Auf der Raupe sitzen weiße Haare, die sehr leicht abbrechen und unter anderem auch mit dem Wind fortgetragen werden können. Diese Haare enthalten das Nesselgift Thaumetoporin, das beim Menschen sehr gefährliche Reaktionen hervorrufen kann.
Die Haare können die Kleidung durchbohren und eingeatmet werden. Die Folge sind Symptome wie Hautreizungen, Augenentzündungen und gefährliche Atembeschwerden.
Es ist wichtig, bei den ersten Anzeichen von Unwohlsein sofort in ärztliche Behandlung gebracht zu werden.
Die Gifthaare des EPS sind auch über den Larvenzeitraum hinaus gefährlich, da sie beim Häuten der Raupe im Baum verbleiben.

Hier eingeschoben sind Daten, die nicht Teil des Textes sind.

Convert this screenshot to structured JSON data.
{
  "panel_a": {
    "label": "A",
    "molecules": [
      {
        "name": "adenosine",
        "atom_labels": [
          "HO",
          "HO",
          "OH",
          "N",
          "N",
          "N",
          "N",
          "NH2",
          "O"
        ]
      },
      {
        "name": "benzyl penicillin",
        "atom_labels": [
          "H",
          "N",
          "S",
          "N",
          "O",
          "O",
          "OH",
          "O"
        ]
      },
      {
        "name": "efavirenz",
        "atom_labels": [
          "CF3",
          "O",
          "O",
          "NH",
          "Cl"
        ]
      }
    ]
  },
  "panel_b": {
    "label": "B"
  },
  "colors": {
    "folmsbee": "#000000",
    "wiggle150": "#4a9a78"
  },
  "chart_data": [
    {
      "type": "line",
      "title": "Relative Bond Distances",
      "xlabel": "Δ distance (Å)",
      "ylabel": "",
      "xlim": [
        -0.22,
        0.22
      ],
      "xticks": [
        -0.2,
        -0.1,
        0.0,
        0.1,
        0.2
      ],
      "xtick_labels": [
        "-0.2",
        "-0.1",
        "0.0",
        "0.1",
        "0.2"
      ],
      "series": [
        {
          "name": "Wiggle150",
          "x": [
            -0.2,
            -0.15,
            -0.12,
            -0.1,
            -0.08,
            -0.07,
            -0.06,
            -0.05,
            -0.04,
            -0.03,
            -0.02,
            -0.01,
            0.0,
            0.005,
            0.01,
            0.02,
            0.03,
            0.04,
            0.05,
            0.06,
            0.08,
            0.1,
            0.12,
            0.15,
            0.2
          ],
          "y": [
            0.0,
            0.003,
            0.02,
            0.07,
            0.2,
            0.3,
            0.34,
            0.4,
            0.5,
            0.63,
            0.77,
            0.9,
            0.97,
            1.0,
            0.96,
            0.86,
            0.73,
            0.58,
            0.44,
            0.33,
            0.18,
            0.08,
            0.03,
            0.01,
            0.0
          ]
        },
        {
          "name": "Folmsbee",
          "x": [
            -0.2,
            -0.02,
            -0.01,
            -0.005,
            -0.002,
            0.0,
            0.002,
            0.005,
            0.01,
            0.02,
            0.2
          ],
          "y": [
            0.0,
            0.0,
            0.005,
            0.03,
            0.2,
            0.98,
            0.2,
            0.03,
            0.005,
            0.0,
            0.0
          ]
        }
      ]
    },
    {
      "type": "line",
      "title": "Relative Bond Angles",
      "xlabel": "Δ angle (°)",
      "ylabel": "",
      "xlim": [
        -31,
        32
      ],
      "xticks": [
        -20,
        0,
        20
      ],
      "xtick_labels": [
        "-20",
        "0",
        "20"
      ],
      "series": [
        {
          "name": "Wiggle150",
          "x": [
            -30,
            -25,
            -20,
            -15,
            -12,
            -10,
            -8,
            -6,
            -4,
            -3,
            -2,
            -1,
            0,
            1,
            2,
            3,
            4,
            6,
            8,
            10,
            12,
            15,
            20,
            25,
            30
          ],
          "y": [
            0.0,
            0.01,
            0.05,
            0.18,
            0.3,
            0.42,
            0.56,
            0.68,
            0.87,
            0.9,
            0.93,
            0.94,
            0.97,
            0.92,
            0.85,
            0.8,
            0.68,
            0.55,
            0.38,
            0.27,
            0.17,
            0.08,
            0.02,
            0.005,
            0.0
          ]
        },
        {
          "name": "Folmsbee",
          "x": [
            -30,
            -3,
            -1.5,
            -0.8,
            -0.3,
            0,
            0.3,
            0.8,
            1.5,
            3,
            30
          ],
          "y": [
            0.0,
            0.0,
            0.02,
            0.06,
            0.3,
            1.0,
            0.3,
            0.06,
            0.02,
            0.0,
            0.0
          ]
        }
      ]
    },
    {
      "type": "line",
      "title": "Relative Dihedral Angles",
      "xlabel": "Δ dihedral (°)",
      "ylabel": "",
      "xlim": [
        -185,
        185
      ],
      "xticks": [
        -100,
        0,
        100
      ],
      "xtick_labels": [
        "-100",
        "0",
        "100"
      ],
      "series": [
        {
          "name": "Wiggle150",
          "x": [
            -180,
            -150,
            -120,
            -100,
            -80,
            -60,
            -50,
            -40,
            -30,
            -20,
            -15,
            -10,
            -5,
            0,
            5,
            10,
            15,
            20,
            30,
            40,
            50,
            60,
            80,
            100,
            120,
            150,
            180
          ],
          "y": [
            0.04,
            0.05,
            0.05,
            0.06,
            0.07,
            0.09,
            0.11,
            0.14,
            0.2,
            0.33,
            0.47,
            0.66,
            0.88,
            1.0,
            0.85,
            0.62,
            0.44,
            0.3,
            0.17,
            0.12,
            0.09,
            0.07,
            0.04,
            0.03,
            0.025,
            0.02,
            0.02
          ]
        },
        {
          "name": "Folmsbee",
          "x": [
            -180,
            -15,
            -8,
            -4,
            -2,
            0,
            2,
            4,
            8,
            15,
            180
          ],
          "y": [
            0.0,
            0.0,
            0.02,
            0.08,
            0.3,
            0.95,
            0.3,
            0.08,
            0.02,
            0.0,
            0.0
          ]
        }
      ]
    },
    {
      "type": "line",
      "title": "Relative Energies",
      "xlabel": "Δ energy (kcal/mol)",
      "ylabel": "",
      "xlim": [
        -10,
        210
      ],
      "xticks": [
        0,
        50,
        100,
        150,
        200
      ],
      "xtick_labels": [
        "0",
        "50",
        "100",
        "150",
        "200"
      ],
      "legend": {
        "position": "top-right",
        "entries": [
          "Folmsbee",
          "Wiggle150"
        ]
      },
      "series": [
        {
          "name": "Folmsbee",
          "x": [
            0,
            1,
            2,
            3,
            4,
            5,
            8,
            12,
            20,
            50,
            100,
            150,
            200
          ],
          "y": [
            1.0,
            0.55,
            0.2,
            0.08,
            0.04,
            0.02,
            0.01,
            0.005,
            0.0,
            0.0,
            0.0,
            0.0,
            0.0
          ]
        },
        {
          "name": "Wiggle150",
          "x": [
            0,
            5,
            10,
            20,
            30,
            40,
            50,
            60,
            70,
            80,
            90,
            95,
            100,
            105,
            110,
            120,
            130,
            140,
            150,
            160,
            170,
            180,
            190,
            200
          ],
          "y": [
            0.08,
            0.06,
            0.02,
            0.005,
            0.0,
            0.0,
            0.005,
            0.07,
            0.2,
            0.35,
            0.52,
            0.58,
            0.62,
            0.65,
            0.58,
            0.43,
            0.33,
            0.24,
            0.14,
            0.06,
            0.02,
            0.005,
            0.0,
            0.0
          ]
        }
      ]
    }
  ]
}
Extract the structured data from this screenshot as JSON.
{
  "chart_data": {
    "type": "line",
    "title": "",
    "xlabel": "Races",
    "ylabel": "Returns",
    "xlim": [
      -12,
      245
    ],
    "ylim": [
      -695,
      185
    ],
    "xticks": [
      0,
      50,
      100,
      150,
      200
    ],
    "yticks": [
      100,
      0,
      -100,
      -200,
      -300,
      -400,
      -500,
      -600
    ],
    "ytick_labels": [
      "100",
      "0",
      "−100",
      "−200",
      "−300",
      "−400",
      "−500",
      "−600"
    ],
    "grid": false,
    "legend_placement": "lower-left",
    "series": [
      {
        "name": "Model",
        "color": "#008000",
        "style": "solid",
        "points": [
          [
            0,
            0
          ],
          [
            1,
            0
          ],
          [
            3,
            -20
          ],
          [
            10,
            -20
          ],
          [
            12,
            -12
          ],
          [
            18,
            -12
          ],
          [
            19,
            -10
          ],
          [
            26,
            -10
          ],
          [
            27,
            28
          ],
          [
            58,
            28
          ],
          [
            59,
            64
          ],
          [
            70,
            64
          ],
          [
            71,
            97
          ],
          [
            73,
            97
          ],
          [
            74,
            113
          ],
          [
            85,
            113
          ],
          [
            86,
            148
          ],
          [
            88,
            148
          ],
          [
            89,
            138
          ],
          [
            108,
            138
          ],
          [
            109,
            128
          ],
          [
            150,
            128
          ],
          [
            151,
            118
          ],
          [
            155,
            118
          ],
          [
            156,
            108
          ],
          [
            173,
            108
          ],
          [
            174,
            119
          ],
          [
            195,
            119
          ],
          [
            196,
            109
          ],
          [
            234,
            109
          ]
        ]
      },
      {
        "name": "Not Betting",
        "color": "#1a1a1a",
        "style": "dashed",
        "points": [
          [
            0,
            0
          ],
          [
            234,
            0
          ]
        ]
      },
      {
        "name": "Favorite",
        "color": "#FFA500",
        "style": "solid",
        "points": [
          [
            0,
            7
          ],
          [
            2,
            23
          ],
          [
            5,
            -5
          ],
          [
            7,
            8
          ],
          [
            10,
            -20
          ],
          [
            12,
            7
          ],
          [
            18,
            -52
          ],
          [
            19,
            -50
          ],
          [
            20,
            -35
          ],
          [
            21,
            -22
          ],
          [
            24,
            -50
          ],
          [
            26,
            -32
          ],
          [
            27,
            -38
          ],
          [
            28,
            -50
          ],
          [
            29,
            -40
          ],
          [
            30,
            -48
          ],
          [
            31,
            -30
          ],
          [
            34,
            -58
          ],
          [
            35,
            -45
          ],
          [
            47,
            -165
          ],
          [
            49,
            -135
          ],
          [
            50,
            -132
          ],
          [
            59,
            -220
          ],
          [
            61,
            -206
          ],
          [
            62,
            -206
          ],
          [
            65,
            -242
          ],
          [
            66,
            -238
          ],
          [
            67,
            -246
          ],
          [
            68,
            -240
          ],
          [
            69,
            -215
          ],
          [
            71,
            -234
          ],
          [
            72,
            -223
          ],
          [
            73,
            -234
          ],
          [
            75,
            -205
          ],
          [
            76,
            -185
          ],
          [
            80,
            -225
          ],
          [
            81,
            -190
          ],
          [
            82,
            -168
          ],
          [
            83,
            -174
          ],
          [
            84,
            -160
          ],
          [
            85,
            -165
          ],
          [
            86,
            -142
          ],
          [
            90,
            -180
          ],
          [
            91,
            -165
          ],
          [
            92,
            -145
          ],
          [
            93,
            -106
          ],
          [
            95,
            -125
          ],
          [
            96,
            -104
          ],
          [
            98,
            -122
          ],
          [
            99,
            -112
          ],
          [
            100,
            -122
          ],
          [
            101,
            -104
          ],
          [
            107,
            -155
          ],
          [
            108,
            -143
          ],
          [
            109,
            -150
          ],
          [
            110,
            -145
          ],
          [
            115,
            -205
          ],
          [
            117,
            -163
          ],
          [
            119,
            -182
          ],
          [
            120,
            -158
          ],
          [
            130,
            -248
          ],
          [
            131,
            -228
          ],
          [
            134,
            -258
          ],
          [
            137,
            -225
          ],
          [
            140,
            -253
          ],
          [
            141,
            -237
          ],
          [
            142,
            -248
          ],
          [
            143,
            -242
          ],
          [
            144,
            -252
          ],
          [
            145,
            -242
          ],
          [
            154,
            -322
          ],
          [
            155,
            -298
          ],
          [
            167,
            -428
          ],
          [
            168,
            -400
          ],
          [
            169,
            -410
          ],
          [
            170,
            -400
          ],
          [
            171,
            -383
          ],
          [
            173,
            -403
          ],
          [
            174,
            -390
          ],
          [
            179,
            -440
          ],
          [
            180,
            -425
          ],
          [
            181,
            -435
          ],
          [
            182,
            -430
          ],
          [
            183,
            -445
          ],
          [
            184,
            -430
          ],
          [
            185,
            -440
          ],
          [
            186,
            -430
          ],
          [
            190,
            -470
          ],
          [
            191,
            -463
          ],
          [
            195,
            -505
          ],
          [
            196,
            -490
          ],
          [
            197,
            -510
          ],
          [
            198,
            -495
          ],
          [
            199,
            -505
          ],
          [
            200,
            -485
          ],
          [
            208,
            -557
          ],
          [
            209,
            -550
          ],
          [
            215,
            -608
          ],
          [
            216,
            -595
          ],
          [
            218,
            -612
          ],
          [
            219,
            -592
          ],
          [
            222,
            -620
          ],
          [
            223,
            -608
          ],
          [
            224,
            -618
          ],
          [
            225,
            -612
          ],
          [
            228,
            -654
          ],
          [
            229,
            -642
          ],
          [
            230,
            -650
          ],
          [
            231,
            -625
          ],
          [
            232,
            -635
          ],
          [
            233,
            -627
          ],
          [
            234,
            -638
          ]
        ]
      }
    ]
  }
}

Somit ist von einer ganzjährigen Gefahr auszugehen.

Der Eichenprozessionsspinner erobert sich sein Gebiet erst von Süden her, so dass weite Teile Deutschlands noch außer Gefahr sind.

Ich versuche sobald es mir urheberrechtlich möglich ist, eine Gefährdungskarte einzustellen.

 


Vorbeugung:

Eine Vorbeugung im Sinne einer Gefahrenminimierung ist nur möglich, wenn man Eichen in betroffenen Gebieten weiträumig meidet.

Im gewerblichen Bereich hat die Problematik um die Brennhaare des Eichenprozessionsspinners dazu geführt, dass sogenannte „Betriebsanweisungen“ erstellt wurden. sind meist im DIN A 4 - Format gehaltene Informationsschriften, die auf Gefahren in Bezug zu bestimmten Tätigkeiten hinweisen. Für den Garten- und Baumpflegebereich wurde eine Betriebsanweisung „Biologisch/chemische Gefährdung durch Haare des Eichenprozessionsspinners (Thaumetopoea processionea)“ von der zuständigen Berufsgenossenschaft erstellt, der Beschäftigte kurz und knapp auf die Gefahren dieser Larve hinweist und Anleitungen zum Verhalten im Gefahrfall gibt sowie Vorschriften zur Bekleidung macht. Demnach dürfen die Nester der Raupe sowie die Raupe selbst nicht berührt werden. Weiterhin ist es sinnvoll, nach Kontakt sofort die Kleidung zu wechseln und gründlich zu waschen. Hierbei ist zu beachten, dass sich die Brennhaare nicht einfach auswaschen lassen. 
Weiterhin stellt das Einatmen der Haare eine große Gesundheitsgefahr dar. Von daher ist das Wissen um die Gefährlichkeit die beste Vorbeugung, wenn man nicht umherkommt, sich befallenen Bäumen zu nähern.